President Joe Biden ‘Surprised’ to Learn of Classified Documents at Penn Biden Center: ‘I Don’t Know What’s in Them’


President Joe Biden addressed the question of classified documents found in a closet in his private office at the Penn Biden Center for the first time Tuesday. The president said he was fully cooperating with the Justice Department review and was surprised to learn they were there.

Biden began his response to scores of reporter questions by saying, “Let me get rid of the easy one first. People know I take classified documents and classified information seriously.”
At the North American Leaders Summit in Mexico City, Biden said his personal attorneys had discovered the classified documents as they cleared the office.

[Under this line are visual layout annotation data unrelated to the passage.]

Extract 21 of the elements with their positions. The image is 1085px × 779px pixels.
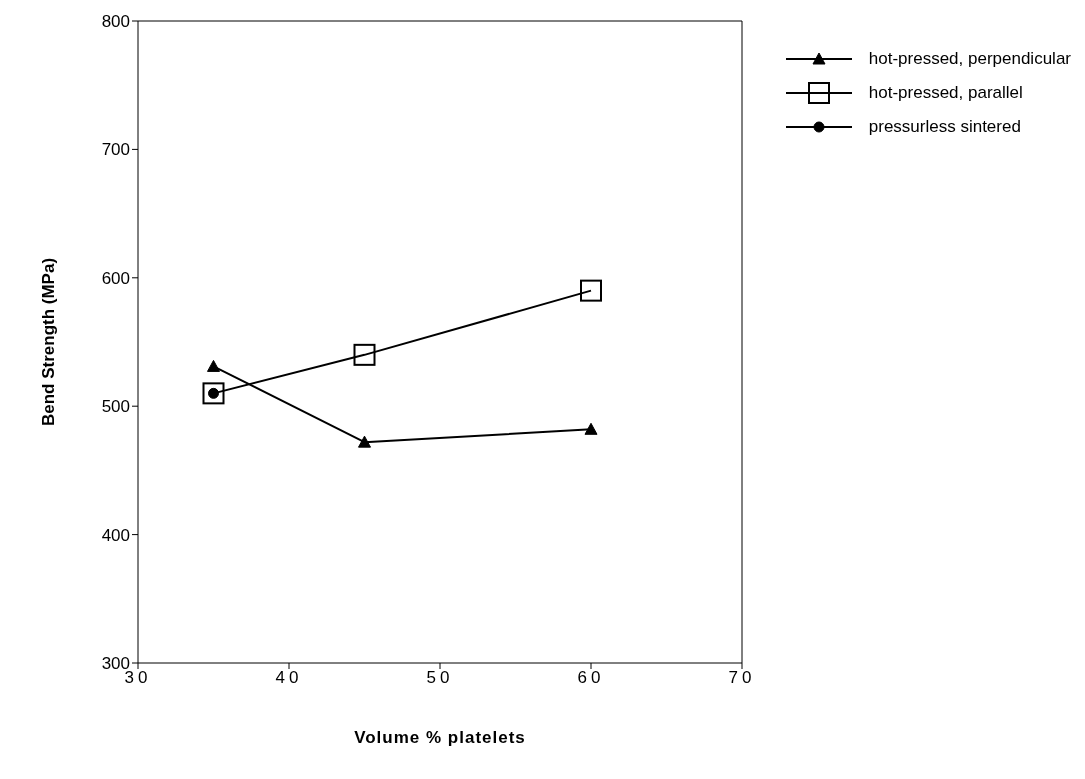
point xyxy=(353,343,376,366)
point xyxy=(202,382,225,405)
y-tick-label: 800 xyxy=(101,12,130,32)
y-tick-label: 500 xyxy=(101,397,130,417)
point xyxy=(358,435,371,448)
y-tick-label: 600 xyxy=(101,268,130,288)
legend-label: hot-pressed, parallel xyxy=(868,83,1023,103)
x-tick-label: 40 xyxy=(275,668,303,688)
legend-label: hot-pressed, perpendicular xyxy=(868,49,1071,69)
y-tick-label: 700 xyxy=(101,140,130,160)
x-tick-label: 60 xyxy=(577,668,605,688)
x-tick-label: 50 xyxy=(426,668,454,688)
legend-label: pressurless sintered xyxy=(868,117,1021,137)
point xyxy=(584,422,598,435)
point xyxy=(207,359,220,372)
point xyxy=(580,279,602,302)
y-axis-title: Bend Strength (MPa) xyxy=(39,257,59,427)
x-tick-label: 70 xyxy=(728,668,756,688)
x-axis-title: Volume % platelets xyxy=(354,728,526,747)
x-tick-label: 30 xyxy=(124,668,152,688)
y-tick-label: 400 xyxy=(101,525,130,545)
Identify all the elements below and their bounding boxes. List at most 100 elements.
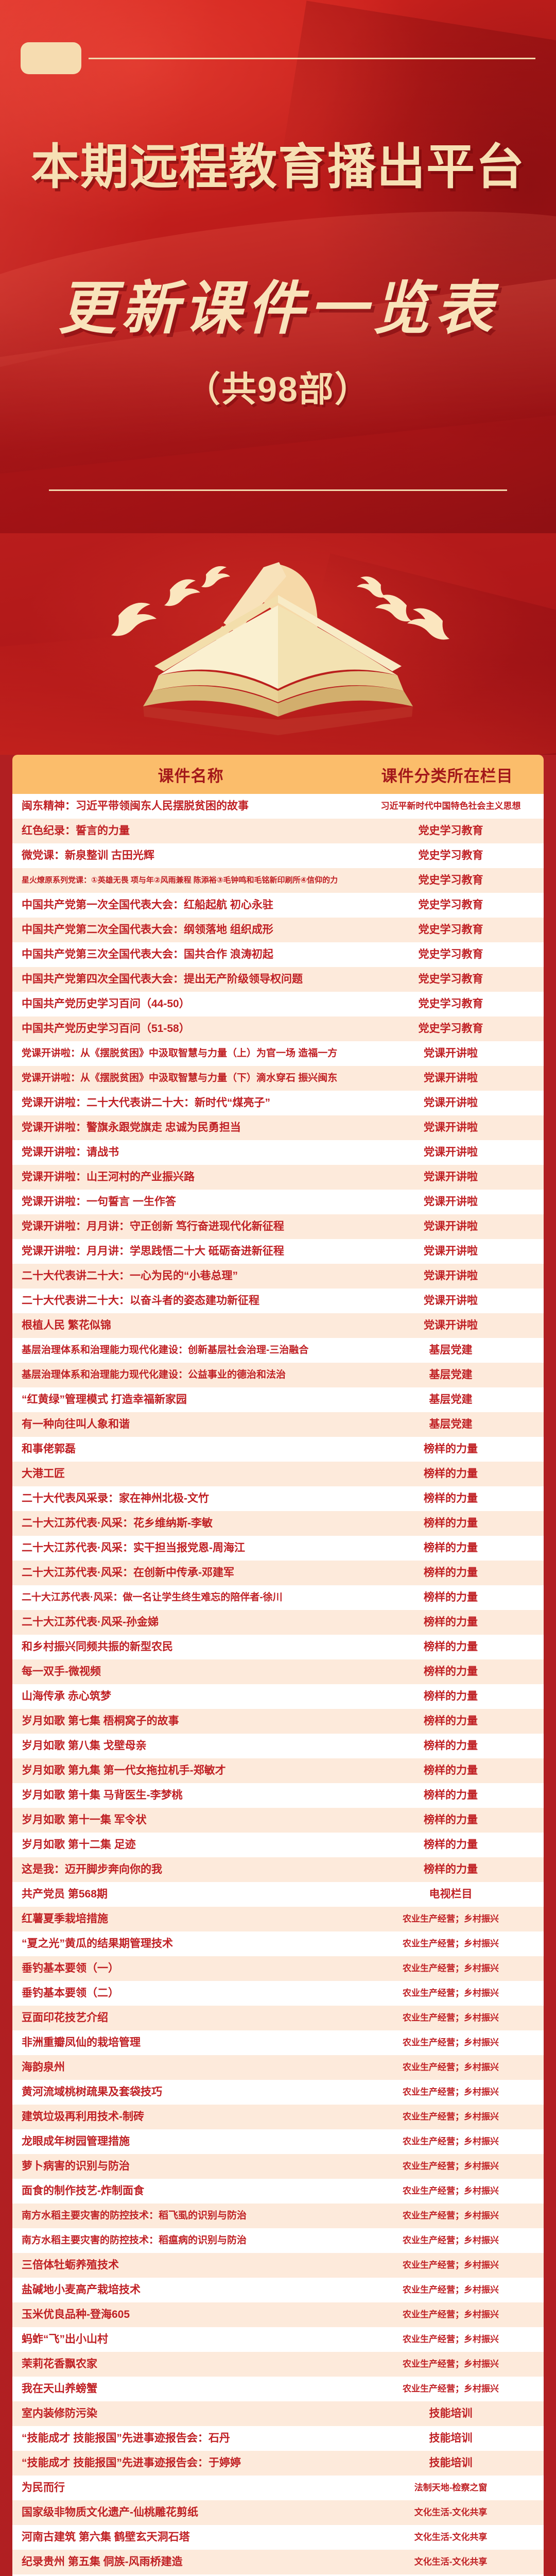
table-row[interactable]: 玉米优良品种-登海605 农业生产经营；乡村振兴 — [12, 2302, 544, 2327]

“They did exactly what they should have done. They immediately called the [National Archives] … turned them over to the Archives, and I was briefed about this discovery and surprised to learn that there were any government records that were taken there to that office,” added the president. “But I don’t know what’s in the documents. My lawyers have not suggested I ask what documents they were.”
The documents were from the president’s time as vice president, serving under former President Barack Obama. The discovery was made on November 2 at the Penn Biden Center, according to the special counsel to the White House, Richard Sauber. The president used the Penn Biden Center think tank as a private office from mid-2017 until the beginning of the 2020 campaign.

“The documents were not the subject of any previous request or inquiry by the archives,” said Sauber in a statement issued Monday.

“Since that discovery, the President’s personal attorneys have cooperated with the Archives and the Department of Justice in the process to ensure that any Obama-Biden Administration records are appropriately in the possession of the Archives,” said Sauber.

Attorney General Merrick Garland appointed John Lausch, U.S. Attorney for the Northern District of Illinois, and a Trump appointee to review the matter. The president said Tuesday that he hopes the investigation will wrap up soon.

Republicans react to discovery of records

Republicans reacted immediately after the existence of the documents was made public. Republican Senator Tom Cotton said, “there can’t be separate standards for Republicans and Democrats.”
“The same rules must apply to everyone,” tweeted Cotton.

The president was critical after FBI agents seized around 300 documents from former President Donald Trump’s Mar-a-Lago home in Florida in August.

“How that could possibly happen? How anyone could be that irresponsible? And I thought, what data was in there that would maybe compromise sources and methods?” Biden told 60 Minutes in September. “And it just … totally irresponsible.”

Meanwhile, Democrats downplayed the discovery of the documents, saying there is no comparison to how Trump handled classified information.

“This is not Mar-a-Lago,” said Democrat Representative Sheila Jackson Lee of Texas. “This is not the refusal of hundreds and hundreds of documents. There is no comparison. They were in a locked closet. They were not accessible. And that’s why the appropriate process was followed. … I don’t think it compares at all.”